On Thu, Jul 24, 2008 at 1:17 AM, Gennadiy Rozental <rogeeff@gmail.com> wrote:
Dean Michael Berris <mikhailberis <at> gmail.com> writes:
Thanks, I've elected to convert my tests to use BOOST_FIXTURE_TEST_CASE ( testname, fixture_class_name ) instead. Now though, everything looks redundant because I have to put the name of the fixture class everywhere I have BOOST_FIXTURE_TEST_CASE (...).
Use BOOST_FIXTURE_TEST_SUITE and all test cases inside this test suite will get fixture automatically (see unit_test_example_07.cpp for example)
Okay, but it's not clear from this example whether using just the normal BOOST_AUTO_TEST_CASE ( test_name ) would work with the correct fixture type set using BOOST_FIXTURE_TEST_SUITE. Even in the example, BOOST_FIXTURE_TEST_SUITE (s,F) doesn't really convey much information except maybe (I'm guessing) create a fixture test suite 's' of type F. It isn't directly obvious how doing BOOST_FIXTURE_TEST_SUITE (...) will actually influence all BOOST_AUTO_TEST_CASE(s) (or in the example BOOST_AUTO_TEST_CASE_TEMPLATE) in the file. Perhaps using a convention like "do `#define BOOST_AUTO_TEST_FIXTURE fixture_type_name` before including 'boost/test/unit_test.hpp'" would work too and be more convenient -- especially in cases where you have a family of related tests in one file. That way you just did: #ifndef BOOST_AUTO_TEST_FIXTURE #define ... #endif in the library to use what the user intended. That way it was less intrusive than having to create a test suite when all you really have are a collection of test cases in a test file. Of course I may be missing some things, but now that I know about BOOST_FIXTURE_TEST_SUITE, I'll use that in the meantime. :D
I notice that there's a global level fixtures, but I'm more interested in something that get constructed/destroyed with every test case invocation -- much like the setUp() and tearDown() overloads in the xUnit family of frameworks.
The fixtures *are* constructed/destroyed per test case.

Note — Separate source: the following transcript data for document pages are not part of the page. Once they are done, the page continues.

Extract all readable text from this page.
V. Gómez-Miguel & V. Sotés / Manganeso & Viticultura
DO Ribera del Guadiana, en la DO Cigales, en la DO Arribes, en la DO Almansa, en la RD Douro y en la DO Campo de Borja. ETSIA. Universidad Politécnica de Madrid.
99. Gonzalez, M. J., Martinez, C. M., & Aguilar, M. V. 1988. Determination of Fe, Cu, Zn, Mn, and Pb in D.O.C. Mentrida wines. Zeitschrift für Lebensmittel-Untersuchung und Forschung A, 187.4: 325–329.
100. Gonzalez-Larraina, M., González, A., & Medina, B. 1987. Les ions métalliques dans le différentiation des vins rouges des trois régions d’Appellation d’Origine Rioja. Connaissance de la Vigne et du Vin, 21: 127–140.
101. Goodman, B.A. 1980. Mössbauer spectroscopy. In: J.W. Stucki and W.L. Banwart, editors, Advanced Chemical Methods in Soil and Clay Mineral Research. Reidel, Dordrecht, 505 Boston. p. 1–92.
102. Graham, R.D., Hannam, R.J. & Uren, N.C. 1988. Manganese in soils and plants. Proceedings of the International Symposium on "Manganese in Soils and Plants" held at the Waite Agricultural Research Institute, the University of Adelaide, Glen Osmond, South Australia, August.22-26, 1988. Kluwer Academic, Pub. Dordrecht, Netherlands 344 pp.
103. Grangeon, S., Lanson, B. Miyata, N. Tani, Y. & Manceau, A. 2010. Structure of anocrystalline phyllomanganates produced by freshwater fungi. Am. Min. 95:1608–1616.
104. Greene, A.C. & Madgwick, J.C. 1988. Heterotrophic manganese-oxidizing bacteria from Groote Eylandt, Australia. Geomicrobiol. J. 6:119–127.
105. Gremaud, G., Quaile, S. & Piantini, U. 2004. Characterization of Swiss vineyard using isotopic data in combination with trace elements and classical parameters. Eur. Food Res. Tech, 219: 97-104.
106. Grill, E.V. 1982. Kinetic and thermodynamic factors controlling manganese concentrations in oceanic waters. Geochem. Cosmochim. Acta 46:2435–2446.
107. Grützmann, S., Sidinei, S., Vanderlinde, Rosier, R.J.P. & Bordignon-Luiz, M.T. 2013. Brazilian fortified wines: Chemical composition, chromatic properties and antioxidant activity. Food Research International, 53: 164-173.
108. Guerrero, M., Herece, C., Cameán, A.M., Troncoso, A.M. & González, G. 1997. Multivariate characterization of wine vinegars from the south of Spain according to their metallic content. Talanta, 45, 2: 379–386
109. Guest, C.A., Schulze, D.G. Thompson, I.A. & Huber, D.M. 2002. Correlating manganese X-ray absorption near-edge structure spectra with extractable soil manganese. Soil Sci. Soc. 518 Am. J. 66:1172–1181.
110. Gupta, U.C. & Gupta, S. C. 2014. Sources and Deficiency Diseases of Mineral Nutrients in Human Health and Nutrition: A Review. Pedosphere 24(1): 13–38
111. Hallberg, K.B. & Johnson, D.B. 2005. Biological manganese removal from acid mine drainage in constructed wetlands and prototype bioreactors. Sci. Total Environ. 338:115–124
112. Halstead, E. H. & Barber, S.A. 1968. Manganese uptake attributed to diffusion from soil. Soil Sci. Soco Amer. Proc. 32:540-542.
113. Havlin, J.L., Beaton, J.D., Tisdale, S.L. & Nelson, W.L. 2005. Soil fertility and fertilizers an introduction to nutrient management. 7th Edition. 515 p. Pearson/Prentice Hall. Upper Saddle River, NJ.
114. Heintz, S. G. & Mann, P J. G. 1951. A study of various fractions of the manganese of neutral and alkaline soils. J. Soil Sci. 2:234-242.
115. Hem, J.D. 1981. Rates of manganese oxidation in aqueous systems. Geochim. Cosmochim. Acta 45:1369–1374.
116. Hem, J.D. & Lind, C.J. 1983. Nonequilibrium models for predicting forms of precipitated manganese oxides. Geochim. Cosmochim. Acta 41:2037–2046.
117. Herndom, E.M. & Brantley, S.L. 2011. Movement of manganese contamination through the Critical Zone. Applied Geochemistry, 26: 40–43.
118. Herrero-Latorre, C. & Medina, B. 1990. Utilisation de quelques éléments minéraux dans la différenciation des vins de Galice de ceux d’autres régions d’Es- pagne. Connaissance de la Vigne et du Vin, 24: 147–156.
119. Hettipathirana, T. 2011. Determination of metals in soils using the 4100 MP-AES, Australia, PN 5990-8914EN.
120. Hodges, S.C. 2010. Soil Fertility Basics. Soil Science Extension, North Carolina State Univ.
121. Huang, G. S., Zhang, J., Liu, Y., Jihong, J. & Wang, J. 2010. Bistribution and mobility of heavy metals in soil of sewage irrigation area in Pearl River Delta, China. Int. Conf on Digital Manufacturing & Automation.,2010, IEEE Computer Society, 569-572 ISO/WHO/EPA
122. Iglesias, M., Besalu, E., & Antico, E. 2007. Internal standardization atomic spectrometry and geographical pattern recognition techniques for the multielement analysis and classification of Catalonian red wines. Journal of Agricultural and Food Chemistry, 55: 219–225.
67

Even the global fixture? I was under the impression that the global fixture would be something that would be created/destroyed at the start/end of the program -- more like a program-global fixture. Did I misunderstand the implication of the term global fixtures? Thanks for the response, and I look forward to using this library more! -- Dean Michael C. Berris Software Engineer, Friendster, Inc.